Personal information
- Born: 16 December 1949
- Died: 14 September 2026 (aged 76)
- Original team: Perth (WANFL)
- Height: 185 cm (6 ft 1 in)
- Weight: 86 kg (190 lb)

Playing career^{1}
- Years: Club / Games (Goals)
- 1967-1973: Perth (WANFL) / 132 (135)
- 1974–1977: Fitzroy (VFL) / 80 (33)
- 1978-1980: East Perth (WANFL) / 64 (31)
- Total:  / 276 (199)
- ^{1} Playing statistics correct to the end of 1980.

Career highlights
- 1968 and 1978 WANFL premiership player; 1972 Sandover Medalist; 1972 All-Australian; Perth Football Club Team of the Century; 2008 West Australian Football Hall of Fame inductee;

= Ian Miller (Australian footballer) =

Australian rules footballer (1949–2026)

Ian Miller (16 December 1949 – 14 September 2026) was an Australian rules footballer who played for Fitzroy in the VFL and with Perth and East Perth in the WANFL. He also played in 15 interstate games for Western Australia.

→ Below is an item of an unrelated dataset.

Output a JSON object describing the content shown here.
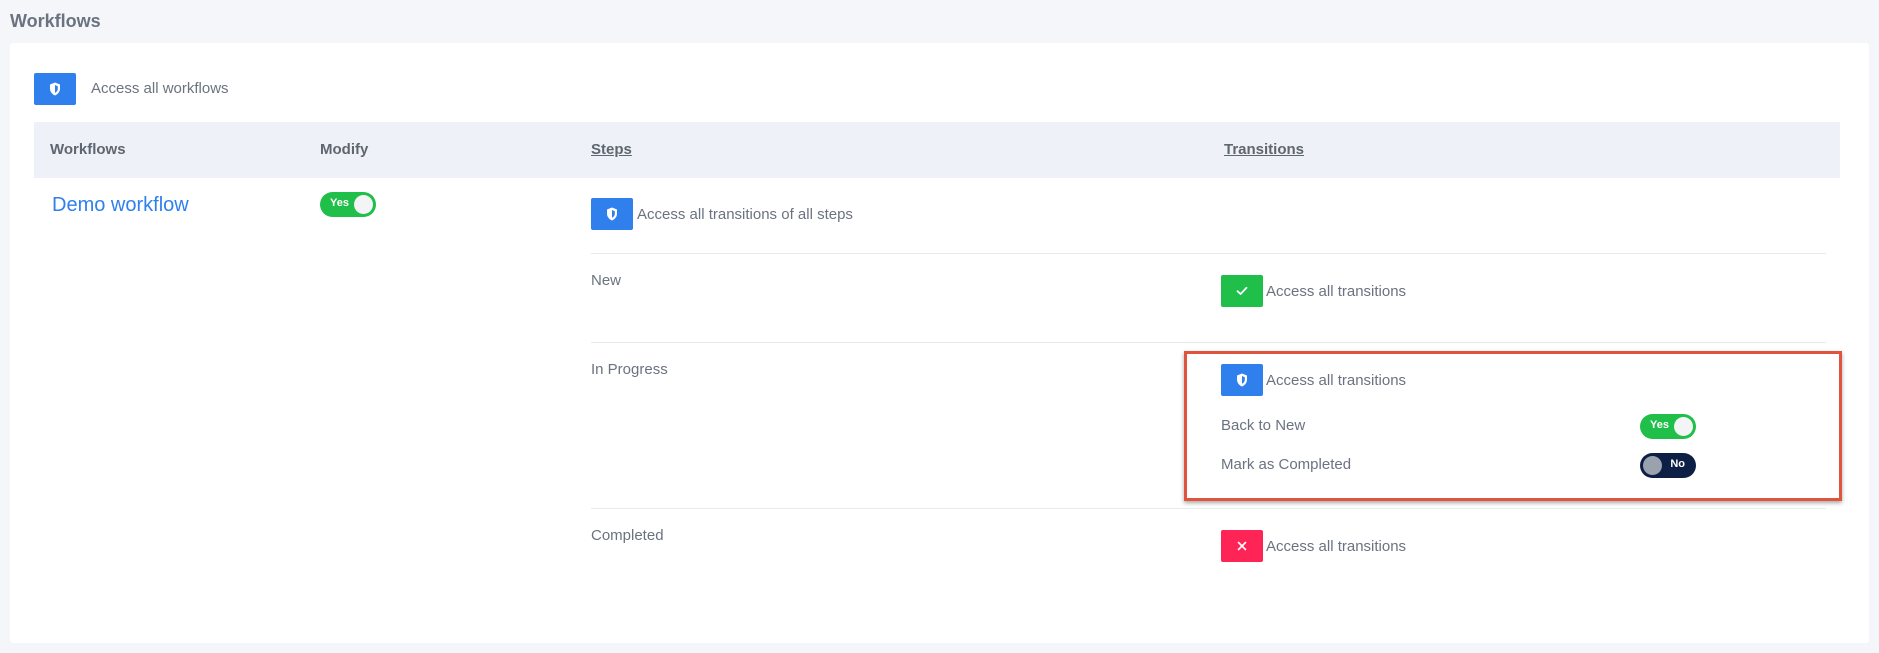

Following in the footsteps of his father, Bob Miller, who played 172 games for Perth, Miller was a versatile player and was often used across half forward and as a ruck-rover. He started his career at WANFL club Perth and was a member of their 1968 premiership side. In 1972 he spent more of the season at centre half-forward and won a Sandover Medal. He also represented Western Australia that year at the Perth Carnival and earned All-Australian selection. The following season he played the last of his 132 games for Perth and was recruited by Fitzroy.

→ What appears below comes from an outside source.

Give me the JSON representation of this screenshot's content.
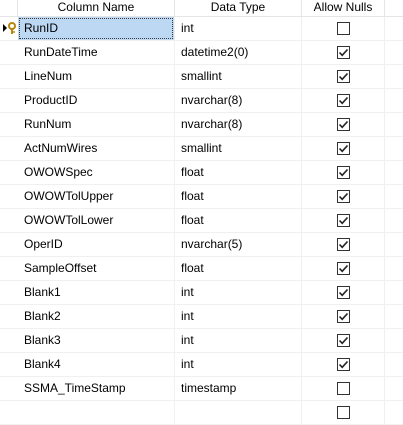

From 1974 to 1977, he was a regular in the Fitzroy side before returning to Western Australia in 1978 to join East Perth. In his debut season for East Perth, he starred in their two-point grand final victory, winning a Simpson Medal. He finished with 64 games at East Perth and from 1982 to 1984 was coach of Perth.

In 1999, he was chosen as a half forward flanker in Perth's official team of the century.

Miller died on 14 September 2026, at the age of 76.